Le protocole d’accord sur la chaîne d’approvisionnement en semi-conducteurs et le partenariat d’innovation pourrait fournir un mécanisme pour limiter la concurrence entre les programmes d’incitation américains et indiens pour les semi-conducteurs et, en même temps, permettre le mouvement des investissements dans les semi-conducteurs de la Chine vers l’Inde. C’est un défi de taille en effet. La théorie derrière le protocole d’accord semble être que cela peut être fait en découpant et en découpant le processus de conception et de production de puces afin que les États-Unis et l’Inde se concentrent sur différentes parties du processus, rendant ainsi les industries américaine et indienne des semi-conducteurs complémentaires plutôt que compétitives.

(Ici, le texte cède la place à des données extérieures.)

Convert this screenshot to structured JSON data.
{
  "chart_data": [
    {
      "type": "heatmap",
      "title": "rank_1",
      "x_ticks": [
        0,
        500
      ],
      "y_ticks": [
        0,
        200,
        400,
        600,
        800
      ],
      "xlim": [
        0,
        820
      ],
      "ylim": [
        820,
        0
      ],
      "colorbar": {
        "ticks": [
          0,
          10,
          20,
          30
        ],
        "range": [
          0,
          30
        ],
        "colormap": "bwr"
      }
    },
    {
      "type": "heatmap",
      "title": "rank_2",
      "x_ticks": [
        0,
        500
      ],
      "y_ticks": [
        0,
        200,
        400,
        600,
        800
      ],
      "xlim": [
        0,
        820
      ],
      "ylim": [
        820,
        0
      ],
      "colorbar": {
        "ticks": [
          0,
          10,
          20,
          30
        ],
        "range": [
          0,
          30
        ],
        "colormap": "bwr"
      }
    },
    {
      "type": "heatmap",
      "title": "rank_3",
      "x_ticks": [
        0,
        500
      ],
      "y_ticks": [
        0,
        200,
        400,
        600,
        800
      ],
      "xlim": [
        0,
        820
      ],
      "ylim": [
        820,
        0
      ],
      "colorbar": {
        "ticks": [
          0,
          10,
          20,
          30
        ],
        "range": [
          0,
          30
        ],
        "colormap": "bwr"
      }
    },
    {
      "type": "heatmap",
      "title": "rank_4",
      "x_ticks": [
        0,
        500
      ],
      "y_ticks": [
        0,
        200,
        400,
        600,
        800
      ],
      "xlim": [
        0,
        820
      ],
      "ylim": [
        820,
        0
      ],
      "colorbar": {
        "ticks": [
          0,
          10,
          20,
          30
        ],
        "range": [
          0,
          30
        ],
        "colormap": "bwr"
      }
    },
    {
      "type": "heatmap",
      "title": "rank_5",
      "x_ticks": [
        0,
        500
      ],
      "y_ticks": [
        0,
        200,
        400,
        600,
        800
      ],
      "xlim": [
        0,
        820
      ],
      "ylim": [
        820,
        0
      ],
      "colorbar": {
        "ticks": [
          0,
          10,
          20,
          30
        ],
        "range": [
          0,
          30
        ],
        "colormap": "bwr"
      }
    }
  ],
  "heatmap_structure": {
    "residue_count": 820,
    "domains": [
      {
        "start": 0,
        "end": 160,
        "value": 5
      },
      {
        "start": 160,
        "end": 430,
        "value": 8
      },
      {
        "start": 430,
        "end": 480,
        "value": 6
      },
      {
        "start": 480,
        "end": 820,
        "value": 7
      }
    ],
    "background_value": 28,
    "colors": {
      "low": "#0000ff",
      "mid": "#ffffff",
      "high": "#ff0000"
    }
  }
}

Compte tenu de l’incapacité historique des deux pays à résoudre les différends commerciaux fondamentaux au niveau gouvernemental, ce degré de coopération intergouvernementale en matière d’intervention semble au mieux peu probable.

La bonne nouvelle est que les secteurs commerciaux privés des États-Unis et de l’Inde semblent avoir la capacité de résoudre des problèmes commerciaux difficiles. Comme indiqué dans la déclaration conjointe du dialogue commercial, « le commerce bilatéral de biens et de services a presque doublé depuis 2014, dépassant 191 milliards de dollars en 2022 ». Les États-Unis ont retrouvé leur position de premier partenaire commercial de l’Inde en 2022, et l’Inde est désormais le huitième partenaire commercial des États-Unis. Bien sûr, ces données sont pâles par rapport au commerce américano-chinois de 690 milliards de dollars de marchandises et à la position de la Chine en tant que principal partenaire commercial des États-Unis.

Le Forum des PDG États-Unis-Inde s’est réuni en même temps que le dialogue commercial, mais les gouvernements semblaient ne pas tenir compte de la nécessité essentielle d’intégrer les avantages du partenariat public-privé dans la résolution de problèmes commerciaux difficiles. La déclaration conjointe a simplement noté que Raimondo et Goyal « ont partagé leurs priorités stratégiques pour la relation bilatérale avec les membres du Forum des PDG » et « les deux gouvernements travaillent pour examiner les recommandations du PDG pour une action appropriée… ». De même, la question de l’adhésion de l’Inde au pilier commercial de l’initiative phare de coopération économique de l’administration Biden, le Cadre économique indo-pacifique pour la prospérité (IPEF), a été commodément balayée sous le tapis. Interrogé sur la question lors d’un point de presse, Raimondo a simplement déclaré: « Cela n’a pas été abordé aujourd’hui dans les discussions. »

En résumé, le fait que le dialogue commercial entre les États-Unis et l’Inde et le forum des PDG aient eu lieu est encourageant. C’est maintenant la troisième année de l’administration Biden. Que 2023 se soit passé sans meetings aurait été néfaste. Les nombreuses interactions de haut niveau du secrétaire au commerce Raimondo montrent à quel point les relations stratégiques et commerciales entre les États-Unis et l’Inde sont interdépendantes. En fait, les questions stratégiques et commerciales font partie de la même réalité américano-indienne et doivent être traitées comme telles. Les rencontres de Raimondo démontrent également le haut niveau de bonne volonté et l’importance que les deux parties attachent aux relations américano-indiennes. Les problèmes stratégiques/commerciaux qui défient la relation indiquent la nécessité de continuer à bâtir la confiance qui rendra le partenariat américano-indien aussi fort qu’il devrait l’être.